Notably, the opinion does not contain any discussion of whether the theory of mutual mistake is excluded from the broader category of "mistake" under NRCP 60(b)(1). Thus, contrary to Michael's assertion, this holding does not exempt mutual mistake from NRCP 60(b)(1) ’s definition of "mistake" but rather clarifies that once the time for a NRCP 60(b)(1) motion has expired, a party may file an independent action to correct a mutual mistake, even if the six month period to file a motion in the same action has expired. And because Michael failed to provide other authority outside of his unpersuasive interpretation of Benedetti to support this argument, we need not consider it further. See Edwards v . Emperor's Garden Rest., 122 Nev. 317, 330 n.38, 130 P.3d 1280, 1288 n.38 (2006) (holding that the court need not consider claims that are not cogently argued or supported by relevant authority). Thus, we discern no error in the district court's determination that Michael's motion to set aside the judgment fell within NRCP 60(b)(1).
We recognize that NRCP 60(d) permits an independent action "to relieve a party from a judgment" but note that this may be limited by the supreme court's holding in Bonnell v. Lawrence , which held, among other things, that independent actions "should be available only to prevent a grave miscarriage of justice." 128 Nev. 394, 402, 282 P.3d 712, 717 (2012). But see footnote 4, infra.

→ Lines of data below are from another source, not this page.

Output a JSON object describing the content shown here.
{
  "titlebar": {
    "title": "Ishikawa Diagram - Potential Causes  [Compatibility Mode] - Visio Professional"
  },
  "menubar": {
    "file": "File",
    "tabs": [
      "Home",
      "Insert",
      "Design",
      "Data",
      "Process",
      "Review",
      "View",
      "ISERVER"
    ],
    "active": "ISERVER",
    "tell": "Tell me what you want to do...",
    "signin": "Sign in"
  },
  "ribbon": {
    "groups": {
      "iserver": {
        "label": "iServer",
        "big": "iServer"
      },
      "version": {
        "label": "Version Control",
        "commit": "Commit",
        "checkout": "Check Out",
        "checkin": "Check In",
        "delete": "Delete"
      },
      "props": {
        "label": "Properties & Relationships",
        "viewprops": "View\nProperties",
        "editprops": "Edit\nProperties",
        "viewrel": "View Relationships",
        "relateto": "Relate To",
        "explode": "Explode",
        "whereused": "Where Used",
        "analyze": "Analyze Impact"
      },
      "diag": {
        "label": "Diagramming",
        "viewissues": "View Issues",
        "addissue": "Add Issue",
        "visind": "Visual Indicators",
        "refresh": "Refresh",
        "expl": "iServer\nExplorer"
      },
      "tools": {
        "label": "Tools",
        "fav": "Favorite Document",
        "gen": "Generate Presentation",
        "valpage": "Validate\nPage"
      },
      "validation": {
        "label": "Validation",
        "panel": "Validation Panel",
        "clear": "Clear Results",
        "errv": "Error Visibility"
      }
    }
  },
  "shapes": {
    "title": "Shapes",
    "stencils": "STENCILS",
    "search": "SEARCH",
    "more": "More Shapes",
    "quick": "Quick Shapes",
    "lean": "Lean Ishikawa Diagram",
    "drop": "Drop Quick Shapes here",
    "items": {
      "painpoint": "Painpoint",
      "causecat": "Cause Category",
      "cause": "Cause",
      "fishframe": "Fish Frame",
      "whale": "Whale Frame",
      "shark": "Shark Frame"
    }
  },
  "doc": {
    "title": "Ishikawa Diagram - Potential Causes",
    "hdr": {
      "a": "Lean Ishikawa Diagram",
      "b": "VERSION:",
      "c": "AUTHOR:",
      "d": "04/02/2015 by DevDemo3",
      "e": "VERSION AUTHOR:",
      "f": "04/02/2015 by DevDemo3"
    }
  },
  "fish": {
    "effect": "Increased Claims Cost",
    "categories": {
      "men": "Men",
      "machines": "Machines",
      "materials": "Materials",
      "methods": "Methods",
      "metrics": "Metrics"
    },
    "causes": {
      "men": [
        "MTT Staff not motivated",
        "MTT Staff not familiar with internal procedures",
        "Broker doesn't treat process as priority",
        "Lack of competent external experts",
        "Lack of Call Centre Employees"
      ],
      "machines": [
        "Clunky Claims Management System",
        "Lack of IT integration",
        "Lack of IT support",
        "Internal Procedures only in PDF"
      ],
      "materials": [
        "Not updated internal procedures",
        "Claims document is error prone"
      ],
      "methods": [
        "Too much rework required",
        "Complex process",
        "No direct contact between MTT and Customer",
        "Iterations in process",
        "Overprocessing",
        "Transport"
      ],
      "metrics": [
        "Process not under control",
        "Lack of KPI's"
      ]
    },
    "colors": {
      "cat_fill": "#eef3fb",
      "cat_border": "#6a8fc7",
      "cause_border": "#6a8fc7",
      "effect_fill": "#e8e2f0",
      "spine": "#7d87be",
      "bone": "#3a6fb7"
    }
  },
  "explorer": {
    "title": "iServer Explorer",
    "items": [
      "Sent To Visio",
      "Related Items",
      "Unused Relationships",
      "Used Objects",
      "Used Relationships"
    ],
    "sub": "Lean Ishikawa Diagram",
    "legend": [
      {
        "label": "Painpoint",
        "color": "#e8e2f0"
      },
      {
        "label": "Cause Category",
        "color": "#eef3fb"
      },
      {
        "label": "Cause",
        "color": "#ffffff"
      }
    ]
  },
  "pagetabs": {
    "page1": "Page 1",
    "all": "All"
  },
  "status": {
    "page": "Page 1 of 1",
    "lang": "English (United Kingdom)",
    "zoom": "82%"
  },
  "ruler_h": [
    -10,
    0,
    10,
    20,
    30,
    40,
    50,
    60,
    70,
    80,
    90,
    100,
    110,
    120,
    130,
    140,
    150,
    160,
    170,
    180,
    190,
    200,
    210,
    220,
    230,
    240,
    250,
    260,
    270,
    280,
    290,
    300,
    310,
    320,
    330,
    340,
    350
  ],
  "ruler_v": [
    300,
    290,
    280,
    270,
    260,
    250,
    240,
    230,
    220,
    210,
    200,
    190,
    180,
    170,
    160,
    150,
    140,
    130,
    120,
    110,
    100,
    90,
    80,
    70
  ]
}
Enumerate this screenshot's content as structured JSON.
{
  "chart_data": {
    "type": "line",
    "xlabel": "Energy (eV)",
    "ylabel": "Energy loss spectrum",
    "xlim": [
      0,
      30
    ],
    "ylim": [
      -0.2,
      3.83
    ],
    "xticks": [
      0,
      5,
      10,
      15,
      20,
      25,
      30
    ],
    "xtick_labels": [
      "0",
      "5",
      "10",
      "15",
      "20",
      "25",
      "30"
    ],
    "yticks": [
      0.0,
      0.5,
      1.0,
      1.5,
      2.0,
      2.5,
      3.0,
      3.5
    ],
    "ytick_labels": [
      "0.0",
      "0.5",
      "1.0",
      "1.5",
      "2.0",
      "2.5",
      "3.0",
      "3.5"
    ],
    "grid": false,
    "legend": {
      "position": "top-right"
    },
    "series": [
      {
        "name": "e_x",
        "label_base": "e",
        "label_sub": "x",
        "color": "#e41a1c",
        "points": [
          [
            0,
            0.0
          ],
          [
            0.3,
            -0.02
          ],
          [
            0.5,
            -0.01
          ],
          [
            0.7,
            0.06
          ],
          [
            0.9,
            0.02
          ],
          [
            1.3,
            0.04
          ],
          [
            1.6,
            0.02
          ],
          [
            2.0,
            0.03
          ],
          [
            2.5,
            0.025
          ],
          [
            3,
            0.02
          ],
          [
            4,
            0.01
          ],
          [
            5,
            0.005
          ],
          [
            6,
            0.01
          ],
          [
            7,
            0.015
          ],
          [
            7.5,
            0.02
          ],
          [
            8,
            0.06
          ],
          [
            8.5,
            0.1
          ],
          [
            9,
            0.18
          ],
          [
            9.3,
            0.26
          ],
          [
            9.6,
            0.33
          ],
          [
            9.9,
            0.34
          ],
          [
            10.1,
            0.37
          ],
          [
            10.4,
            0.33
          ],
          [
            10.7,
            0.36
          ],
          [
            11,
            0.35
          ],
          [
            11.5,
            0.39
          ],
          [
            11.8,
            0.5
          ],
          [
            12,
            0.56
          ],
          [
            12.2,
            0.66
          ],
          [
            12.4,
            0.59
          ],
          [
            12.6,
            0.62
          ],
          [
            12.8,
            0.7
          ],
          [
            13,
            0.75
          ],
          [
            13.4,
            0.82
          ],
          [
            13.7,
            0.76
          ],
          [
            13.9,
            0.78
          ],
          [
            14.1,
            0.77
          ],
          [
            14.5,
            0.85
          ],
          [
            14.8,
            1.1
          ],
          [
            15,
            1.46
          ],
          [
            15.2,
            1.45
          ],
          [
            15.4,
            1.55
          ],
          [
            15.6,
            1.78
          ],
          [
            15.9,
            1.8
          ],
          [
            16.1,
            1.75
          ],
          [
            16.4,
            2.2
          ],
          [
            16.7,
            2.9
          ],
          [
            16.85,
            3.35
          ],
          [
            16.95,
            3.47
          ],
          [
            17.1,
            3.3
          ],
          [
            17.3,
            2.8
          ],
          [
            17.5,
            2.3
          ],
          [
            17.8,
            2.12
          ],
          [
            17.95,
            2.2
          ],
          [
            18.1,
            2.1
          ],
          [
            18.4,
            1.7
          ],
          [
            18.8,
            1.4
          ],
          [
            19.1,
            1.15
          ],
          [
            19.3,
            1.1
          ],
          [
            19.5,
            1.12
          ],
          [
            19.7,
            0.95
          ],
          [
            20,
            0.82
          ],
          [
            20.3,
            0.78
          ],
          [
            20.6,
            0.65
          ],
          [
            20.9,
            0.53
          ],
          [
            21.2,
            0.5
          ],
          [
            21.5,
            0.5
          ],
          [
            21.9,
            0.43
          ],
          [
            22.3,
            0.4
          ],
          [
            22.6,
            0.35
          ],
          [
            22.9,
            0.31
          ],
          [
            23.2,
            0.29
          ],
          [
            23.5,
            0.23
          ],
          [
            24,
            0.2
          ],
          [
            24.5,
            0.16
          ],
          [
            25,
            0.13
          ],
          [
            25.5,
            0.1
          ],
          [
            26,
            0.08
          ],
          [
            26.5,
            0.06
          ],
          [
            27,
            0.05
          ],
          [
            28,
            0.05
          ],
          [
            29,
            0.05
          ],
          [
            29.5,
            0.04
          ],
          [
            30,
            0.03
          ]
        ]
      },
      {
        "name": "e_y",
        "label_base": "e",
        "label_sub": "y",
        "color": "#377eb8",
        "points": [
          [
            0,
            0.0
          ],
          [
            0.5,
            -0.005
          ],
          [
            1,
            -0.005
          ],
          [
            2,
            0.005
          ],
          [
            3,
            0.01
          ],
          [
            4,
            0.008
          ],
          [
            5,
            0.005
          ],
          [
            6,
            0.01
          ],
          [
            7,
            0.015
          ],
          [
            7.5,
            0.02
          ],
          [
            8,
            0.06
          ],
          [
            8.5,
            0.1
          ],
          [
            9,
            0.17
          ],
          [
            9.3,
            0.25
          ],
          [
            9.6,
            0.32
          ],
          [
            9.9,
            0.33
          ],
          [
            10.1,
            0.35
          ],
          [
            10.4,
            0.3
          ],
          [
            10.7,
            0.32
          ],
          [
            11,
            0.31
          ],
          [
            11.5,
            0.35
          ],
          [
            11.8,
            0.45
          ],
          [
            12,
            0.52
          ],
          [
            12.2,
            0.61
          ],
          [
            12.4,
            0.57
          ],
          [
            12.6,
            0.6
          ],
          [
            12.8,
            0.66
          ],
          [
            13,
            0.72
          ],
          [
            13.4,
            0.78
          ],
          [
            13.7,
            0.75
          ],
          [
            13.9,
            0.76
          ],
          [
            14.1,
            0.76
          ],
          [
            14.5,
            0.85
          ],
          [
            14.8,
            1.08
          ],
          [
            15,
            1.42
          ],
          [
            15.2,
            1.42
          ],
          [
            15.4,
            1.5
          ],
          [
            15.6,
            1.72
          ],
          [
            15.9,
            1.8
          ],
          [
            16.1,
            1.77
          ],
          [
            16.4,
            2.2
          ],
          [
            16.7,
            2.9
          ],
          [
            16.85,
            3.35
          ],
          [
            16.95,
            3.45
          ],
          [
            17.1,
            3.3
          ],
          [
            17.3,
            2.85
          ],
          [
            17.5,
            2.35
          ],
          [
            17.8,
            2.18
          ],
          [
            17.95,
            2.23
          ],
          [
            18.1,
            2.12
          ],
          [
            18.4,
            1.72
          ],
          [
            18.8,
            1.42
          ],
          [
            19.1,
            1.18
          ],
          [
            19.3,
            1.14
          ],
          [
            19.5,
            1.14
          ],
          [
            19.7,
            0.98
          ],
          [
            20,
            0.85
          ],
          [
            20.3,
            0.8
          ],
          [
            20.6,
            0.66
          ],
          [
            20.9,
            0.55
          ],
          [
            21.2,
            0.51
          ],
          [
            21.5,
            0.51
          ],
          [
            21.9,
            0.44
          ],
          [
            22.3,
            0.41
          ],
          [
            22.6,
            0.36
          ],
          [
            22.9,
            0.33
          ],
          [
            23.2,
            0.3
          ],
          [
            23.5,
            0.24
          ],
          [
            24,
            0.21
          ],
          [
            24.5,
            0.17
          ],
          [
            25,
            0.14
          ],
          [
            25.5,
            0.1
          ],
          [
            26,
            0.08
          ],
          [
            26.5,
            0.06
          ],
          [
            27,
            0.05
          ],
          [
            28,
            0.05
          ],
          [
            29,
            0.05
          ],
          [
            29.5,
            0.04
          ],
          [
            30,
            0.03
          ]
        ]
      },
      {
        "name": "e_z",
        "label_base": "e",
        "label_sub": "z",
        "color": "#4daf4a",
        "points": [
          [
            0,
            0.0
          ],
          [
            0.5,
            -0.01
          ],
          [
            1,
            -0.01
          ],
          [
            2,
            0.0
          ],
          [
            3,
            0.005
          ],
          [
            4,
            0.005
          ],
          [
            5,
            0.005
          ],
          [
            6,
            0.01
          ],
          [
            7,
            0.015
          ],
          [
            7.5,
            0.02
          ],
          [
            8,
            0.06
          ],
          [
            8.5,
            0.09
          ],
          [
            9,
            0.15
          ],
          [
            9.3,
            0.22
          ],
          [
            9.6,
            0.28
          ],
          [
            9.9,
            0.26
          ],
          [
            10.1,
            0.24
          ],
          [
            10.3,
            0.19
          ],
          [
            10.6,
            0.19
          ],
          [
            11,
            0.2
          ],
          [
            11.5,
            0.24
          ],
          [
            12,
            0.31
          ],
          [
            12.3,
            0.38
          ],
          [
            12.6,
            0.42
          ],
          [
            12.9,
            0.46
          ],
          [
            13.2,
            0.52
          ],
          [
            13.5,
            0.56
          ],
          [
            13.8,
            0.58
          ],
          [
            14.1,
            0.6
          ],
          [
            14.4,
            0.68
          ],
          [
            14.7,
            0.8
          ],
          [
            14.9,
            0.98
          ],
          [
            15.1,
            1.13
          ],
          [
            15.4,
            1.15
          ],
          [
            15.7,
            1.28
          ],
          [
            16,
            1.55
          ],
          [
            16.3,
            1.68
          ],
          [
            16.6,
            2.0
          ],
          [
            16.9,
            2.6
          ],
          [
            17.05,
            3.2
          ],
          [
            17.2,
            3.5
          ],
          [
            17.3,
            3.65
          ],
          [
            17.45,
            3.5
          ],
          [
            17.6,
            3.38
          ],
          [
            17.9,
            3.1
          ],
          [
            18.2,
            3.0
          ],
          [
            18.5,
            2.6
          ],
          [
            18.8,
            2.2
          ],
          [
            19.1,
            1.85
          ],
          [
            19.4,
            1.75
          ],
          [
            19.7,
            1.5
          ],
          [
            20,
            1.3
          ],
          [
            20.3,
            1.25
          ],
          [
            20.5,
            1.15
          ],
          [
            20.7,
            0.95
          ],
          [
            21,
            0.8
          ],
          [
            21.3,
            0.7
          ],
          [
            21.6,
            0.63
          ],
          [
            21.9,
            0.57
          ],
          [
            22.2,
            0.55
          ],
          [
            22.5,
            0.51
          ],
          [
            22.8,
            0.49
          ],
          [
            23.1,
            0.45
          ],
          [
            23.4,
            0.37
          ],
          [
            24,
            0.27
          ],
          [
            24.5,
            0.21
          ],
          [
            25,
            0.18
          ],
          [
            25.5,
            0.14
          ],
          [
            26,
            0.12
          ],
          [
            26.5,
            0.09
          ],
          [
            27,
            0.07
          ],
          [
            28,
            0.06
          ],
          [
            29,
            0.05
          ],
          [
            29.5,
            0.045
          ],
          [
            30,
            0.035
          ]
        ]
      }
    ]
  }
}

As motions for relief based on mistake, inadvertence, surprise, or excusable neglect under NRCP 60(b)(1) must be brought within six months of service of the written notice of entry of the judgment, NRCP 60(c)(1), we conclude that the district court did not abuse its discretion when it determined Michael's motion was untimely. Therefore we
While we affirm the district court's conclusion that Michael's motion to set aside the judgment is untimely under NRCP 60(b), nothing in our decision of this matter should be construed as prohibiting Michael from seeking relief under NRS 125.184(2) (stating that a final judgment entered in a summary proceeding for divorce "does not prejudice or bar the rights of either of the parties to institute an action to set aside the final judgment for fraud, duress, accident, mistake or other grounds recognized at law or in equity") or, possibly, under NRS 125.150(3) (providing that "[a] party may file a postjudgment motion in any action for divorce ... to obtain adjudication of any community property or liability omitted from the decree or judgment as the result of fraud or mistake" within 3 years of discovery of the facts constituting the fraud or mistake) to the extent that community property or debt was not included in the decree because of the mistake in the ability to designate one spouse as a beneficiary to the pension benefits. However, we make no comment on the merits of any such requests for relief.
ORDER the judgment of the district court AFFIRMED.
Insofar as the parties raise arguments that are not specifically addressed in this order, we have considered the same and conclude that they either do not present a basis for relief or need not be reached given the disposition of this appeal.